O jogo só virou quando, em vez de brigar com a inovação, a indústria inovou: apostou no streaming, mais prático que o download, e voltou a ganhar dinheiro.
Por isso, a indústria corre para usar IA de forma controlada.
A Universal Music já fornece a artistas estrangeiros tecnologia para clonar suas próprias vozes — como Léo Santana fez no Brasil.
Poder aos produtores
Já é comum que artistas permitam que produtores parceiros usem as versões artificiais de suas vozes para trabalhar no estúdio. Assim eles lapidam ideias e agilizam produções.
"Eu vou testando: 'será que essa frase ficaria legal na voz da pessoa?", diz Wallace Vianna, o Hitmaker, que produz para Anitta, Lexa, Luisa Sonza e outros.

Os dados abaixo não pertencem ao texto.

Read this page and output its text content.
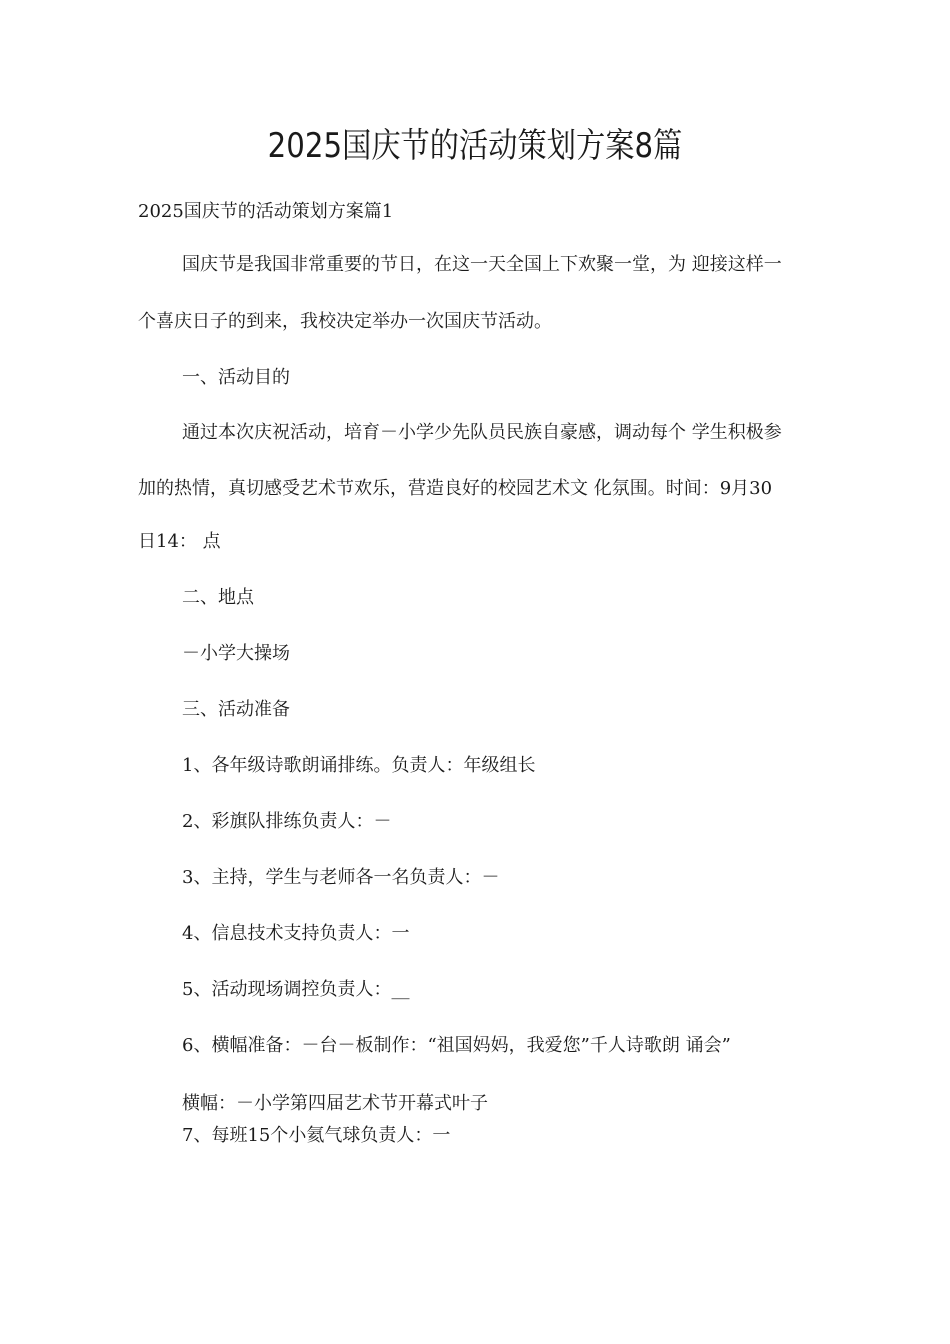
2025国庆节的活动策划方案8篇
2025国庆节的活动策划方案篇1
国庆节是我国非常重要的节日，在这一天全国上下欢聚一堂，为 迎接这样一
个喜庆日子的到来，我校决定举办一次国庆节活动。
一、活动目的
通过本次庆祝活动，培育－小学少先队员民族自豪感，调动每个 学生积极参
加的热情，真切感受艺术节欢乐，营造良好的校园艺术文 化氛围。时间：9月30
日14： 点
二、地点
－小学大操场
三、活动准备
1、各年级诗歌朗诵排练。负责人：年级组长
2、彩旗队排练负责人：－
3、主持，学生与老师各一名负责人：－
4、信息技术支持负责人：一
5、活动现场调控负责人：__
6、横幅准备：－台－板制作：“祖国妈妈，我爱您”千人诗歌朗 诵会”
横幅：－小学第四届艺术节开幕式叶子
7、每班15个小氦气球负责人：一
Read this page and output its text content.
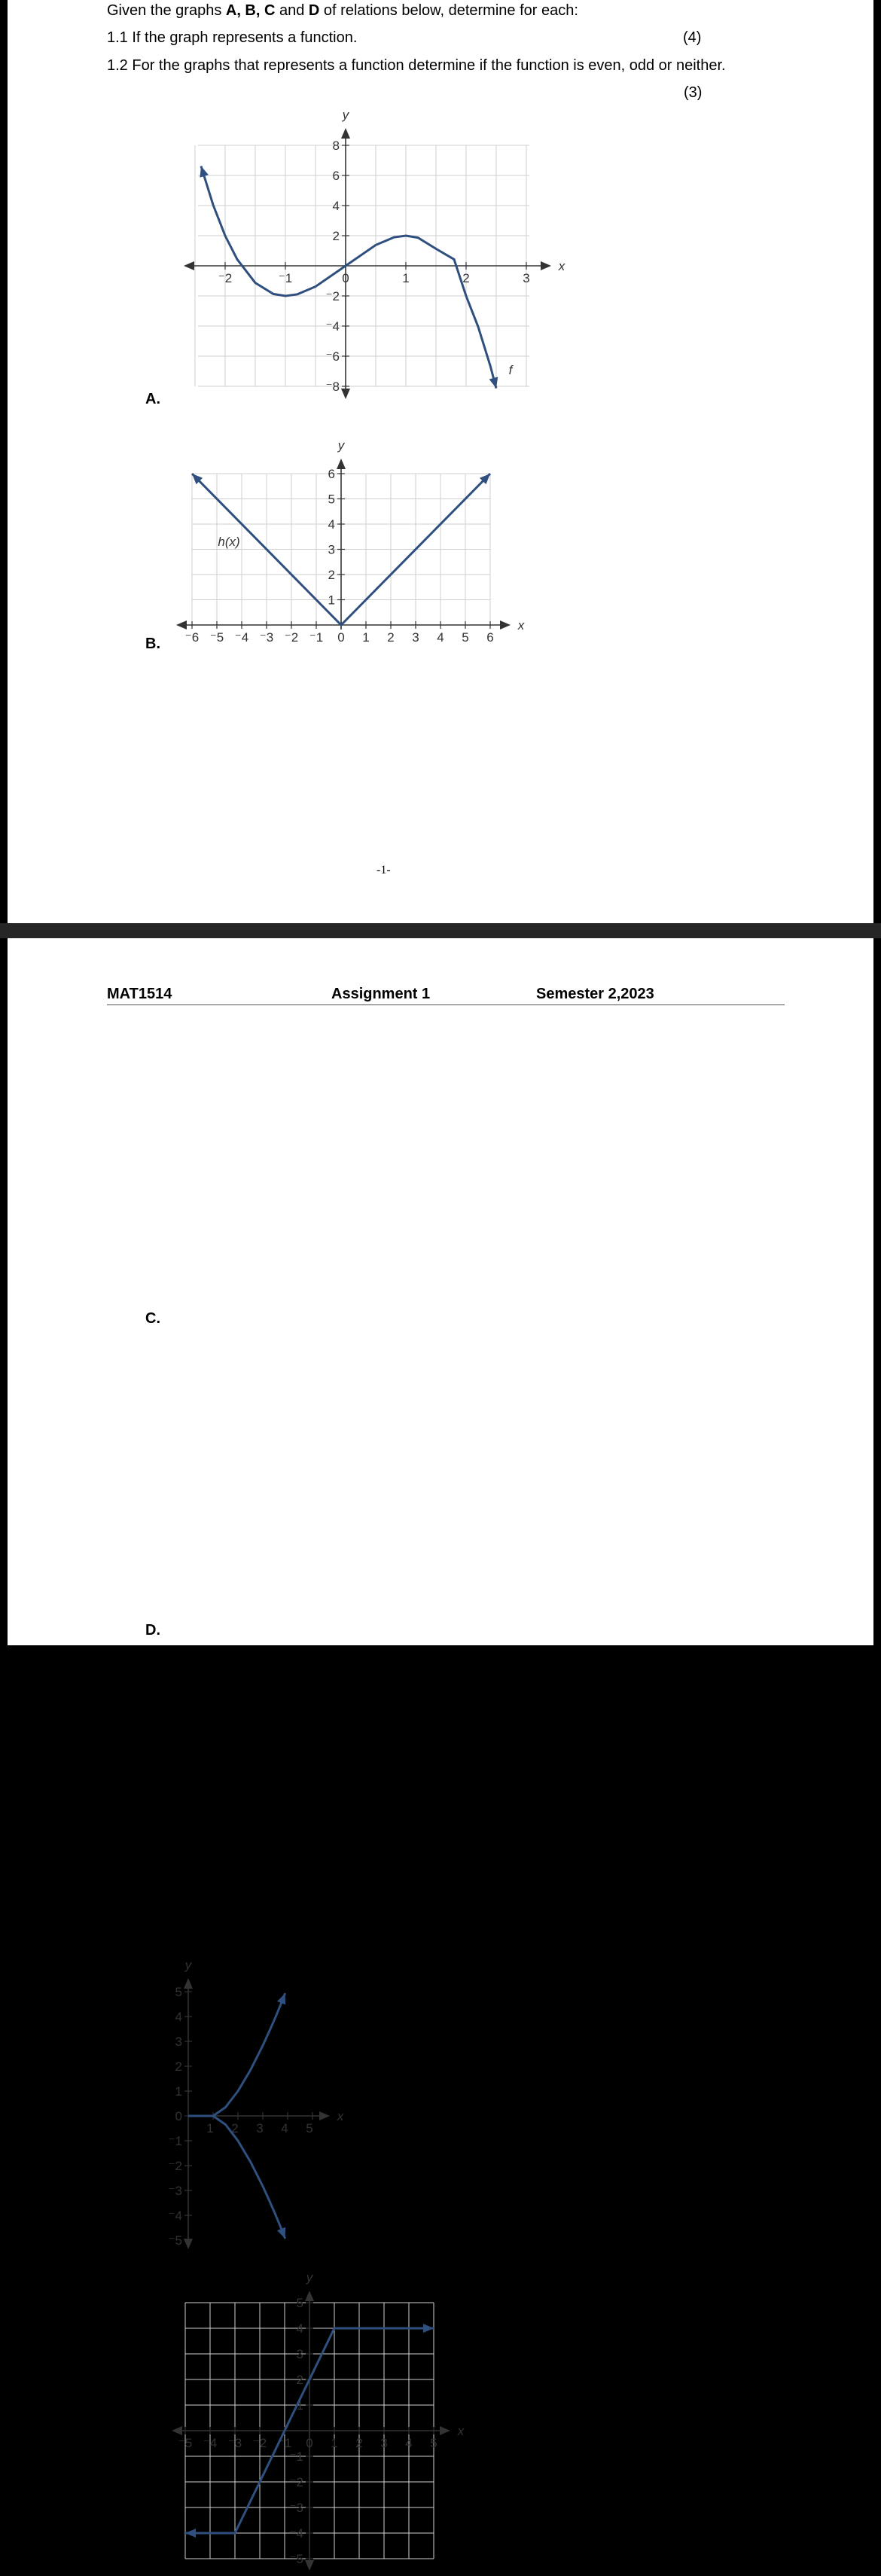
Given the graphs A, B, C and D of relations below, determine for each:
1.1 If the graph represents a function.	(4)
1.2 For the graphs that represents a function determine if the function is even, odd or neither.
(3)
x
y
⁻2	⁻1	0	1	2	3
8
6
4
2
⁻2
⁻4
⁻6
⁻8
f
A.
x
y
⁻6 ⁻5 ⁻4 ⁻3 ⁻2 ⁻1 0 1 2 3 4 5 6
1
2
3
4
5
6
h(x)
B.
-1-
MAT1514	Assignment 1	Semester 2,2023
x
y
1 2 3 4 5
5
4
3
2
1
0
⁻1
⁻2
⁻3
⁻4
⁻5
C.
x
y
⁻5 ⁻4 ⁻3 ⁻2 ⁻1 0 1 2 3 4 5
5
4
3
2
1
⁻1
⁻2
⁻3
⁻4
⁻5
D.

A IA também é usada para convencer e orientar o cantor.
"Eu produzo, gravo na minha voz, transformo na do artista e mostro a ele. Assim ele já consegue visualizar como ficaria", afirma o produtor.
"Saudade", lançada em agosto por Hitmaker e Anitta, foi feita assim. "Eu já mandei ilustrado na voz dela, ela adorou e regravou", conta.
Às vezes não dá tempo de regravar na voz real, e vai a clonada mesmo. O caso de Léo Santana não é único. Pocah deixou sua voz em IA entrar na faixa "Venenosa".
A faixa é uma parceria da ex-BBB com os MCs GW e Triz. Eles decidiram mudar o refrão de última hora, mas Pocah não tinha tempo de gravar. Entrou em cena a Pocah robô.
Floresta sintética
Alan Oliveira, 23, atendente de telemarketing de Campina Grande (PB), criou de brincadeira a cantora Makaka, com músicas e imagens 100% artificiais, feitas no Suno.
A Makaka não só fez sucesso (450 mil plays no Spotify) como gerou uma onda de cantoras-animais de IA, criadas por usuários de fóruns voltados a fãs.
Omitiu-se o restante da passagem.